Optical fiber systems are known to be sensitive to a variety of different sources of “optical noise” (extraneous signals at wavelengths other than the desired wavelength(s)) that result in impairing the system performance. Various types of filtering arrangements have been proposed through the years to address this problem. Discrete filtering elements (incorporating multiple thin film layers) have been used to remove selected wavelengths from propagating along the fiber. While such discrete filters may be able to reduce the accumulated noise power, they may not sufficiently reduce other system impairments, such as power lost due to noise amplification. Going forward, a distributed, in-line fiber filter is considered to be a more desirable solution than the use of discrete devices, especially for amplifier applications where splice losses, power lost to noise amplification, etc. can effect overall amplifier performance.
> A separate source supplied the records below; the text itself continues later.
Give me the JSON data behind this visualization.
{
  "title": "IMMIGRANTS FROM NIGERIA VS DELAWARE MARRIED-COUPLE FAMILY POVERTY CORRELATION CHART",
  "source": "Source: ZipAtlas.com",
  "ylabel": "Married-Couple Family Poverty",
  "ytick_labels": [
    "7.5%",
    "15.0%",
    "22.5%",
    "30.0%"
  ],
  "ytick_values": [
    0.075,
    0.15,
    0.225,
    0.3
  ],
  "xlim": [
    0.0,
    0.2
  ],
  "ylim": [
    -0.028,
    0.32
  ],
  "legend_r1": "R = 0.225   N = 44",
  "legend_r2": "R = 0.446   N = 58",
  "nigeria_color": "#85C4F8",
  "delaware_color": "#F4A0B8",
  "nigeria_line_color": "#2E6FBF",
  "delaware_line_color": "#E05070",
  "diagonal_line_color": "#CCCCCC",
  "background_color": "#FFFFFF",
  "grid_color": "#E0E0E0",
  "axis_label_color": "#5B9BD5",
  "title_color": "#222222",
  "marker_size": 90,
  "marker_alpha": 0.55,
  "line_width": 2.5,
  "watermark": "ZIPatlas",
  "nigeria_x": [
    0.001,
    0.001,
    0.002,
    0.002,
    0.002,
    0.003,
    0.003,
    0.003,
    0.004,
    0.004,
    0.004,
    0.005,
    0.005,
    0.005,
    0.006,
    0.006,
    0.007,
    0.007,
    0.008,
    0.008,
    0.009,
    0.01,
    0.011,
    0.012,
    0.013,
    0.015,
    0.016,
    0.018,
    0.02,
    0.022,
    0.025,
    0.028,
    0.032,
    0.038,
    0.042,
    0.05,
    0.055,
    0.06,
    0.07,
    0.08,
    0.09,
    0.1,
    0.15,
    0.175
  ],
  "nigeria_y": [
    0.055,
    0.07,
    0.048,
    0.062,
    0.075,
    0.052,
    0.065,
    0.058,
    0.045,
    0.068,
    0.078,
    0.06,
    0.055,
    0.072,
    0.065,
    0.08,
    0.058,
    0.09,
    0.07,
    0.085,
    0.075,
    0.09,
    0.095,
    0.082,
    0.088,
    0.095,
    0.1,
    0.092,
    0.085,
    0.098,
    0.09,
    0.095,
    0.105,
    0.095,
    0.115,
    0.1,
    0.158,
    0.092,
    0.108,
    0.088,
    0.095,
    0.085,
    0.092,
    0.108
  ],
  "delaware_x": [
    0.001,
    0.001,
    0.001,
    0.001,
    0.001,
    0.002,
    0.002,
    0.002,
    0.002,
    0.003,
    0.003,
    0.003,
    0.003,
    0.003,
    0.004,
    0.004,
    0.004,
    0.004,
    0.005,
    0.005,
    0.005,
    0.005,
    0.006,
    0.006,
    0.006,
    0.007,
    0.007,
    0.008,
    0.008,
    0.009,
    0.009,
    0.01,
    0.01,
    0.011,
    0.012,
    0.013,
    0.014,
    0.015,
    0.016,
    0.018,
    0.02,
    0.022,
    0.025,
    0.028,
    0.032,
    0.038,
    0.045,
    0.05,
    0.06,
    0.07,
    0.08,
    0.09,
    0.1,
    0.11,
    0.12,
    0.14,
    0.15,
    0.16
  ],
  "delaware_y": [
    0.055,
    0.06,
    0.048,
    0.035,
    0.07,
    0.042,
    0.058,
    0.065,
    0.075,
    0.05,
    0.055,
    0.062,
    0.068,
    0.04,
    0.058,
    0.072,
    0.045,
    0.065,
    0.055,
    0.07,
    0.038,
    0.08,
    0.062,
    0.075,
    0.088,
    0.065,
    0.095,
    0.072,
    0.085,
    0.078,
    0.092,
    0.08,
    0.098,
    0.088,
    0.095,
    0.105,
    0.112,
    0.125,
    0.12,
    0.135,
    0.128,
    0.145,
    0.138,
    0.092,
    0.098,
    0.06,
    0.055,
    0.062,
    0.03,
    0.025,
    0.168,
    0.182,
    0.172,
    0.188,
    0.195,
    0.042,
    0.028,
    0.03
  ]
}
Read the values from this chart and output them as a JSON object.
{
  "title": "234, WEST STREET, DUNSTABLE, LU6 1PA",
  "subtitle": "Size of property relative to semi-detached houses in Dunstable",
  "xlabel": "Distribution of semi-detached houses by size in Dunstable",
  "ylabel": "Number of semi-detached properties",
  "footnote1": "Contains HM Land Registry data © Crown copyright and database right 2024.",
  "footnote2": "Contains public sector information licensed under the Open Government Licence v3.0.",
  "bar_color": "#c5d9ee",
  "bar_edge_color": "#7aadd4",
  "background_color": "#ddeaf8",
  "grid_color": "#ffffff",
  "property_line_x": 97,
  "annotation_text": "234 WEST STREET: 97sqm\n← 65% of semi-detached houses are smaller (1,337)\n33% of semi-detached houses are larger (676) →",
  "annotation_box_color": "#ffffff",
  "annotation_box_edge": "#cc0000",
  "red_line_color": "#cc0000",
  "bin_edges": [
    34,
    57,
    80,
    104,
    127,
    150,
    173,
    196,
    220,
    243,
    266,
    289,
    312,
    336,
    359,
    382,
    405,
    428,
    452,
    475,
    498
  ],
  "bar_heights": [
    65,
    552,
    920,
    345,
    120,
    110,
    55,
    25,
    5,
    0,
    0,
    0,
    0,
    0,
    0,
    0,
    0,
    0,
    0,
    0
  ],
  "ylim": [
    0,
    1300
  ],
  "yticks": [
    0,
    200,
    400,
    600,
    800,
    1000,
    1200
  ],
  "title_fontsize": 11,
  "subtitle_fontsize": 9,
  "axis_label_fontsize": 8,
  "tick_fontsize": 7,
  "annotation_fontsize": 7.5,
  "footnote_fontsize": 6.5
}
Bragg gratings may be formed within the core region of the transmission fiber as one such type of in-line fiber filter to “reflect” selected wavelengths and prevent further propagation of undesirable signal components. See, for example, U.S. Pat. No. 5,717,799 issued to A. Robinson on Feb. 10, 1998, describing the use of a Bragg grating, where the grating is particularly configured to be chirped and apodized to improve the filter qualities. While various in-line arrangements have been successful in providing some filtering, reflection gratings are problematic for in-line filtering in amplifiers, since reflections can lead to unwanted oscillations or lasing at the noise wavelengths. Reflecting gratings can be used as discrete filters, but then do not give the advantages of distributed filtering that are important to the present invention. U.S. Pat. No. 6,141,142 issued to R. P. Espindola et al. on Oct. 31, 2000 discusses an example of a fiber amplifier employing distributed filtering. In this case, filtering is provided by tilted (“blazed”) gratings, instead of reflection Bragg gratings. While some distributed filter embodiments can provide effective filtering, this method requires additional processing steps in fiber fabrication, and restricts the dopant profile of the fiber to those with appropriate photosensitivity.
Thus, a need remains in the prior art for an arrangement that provides optical filtering with enhanced wavelength selectivity, preferably using an in-line, distributed, all-fiber arrangement that eliminates the need to include discrete devices in the optical communication system.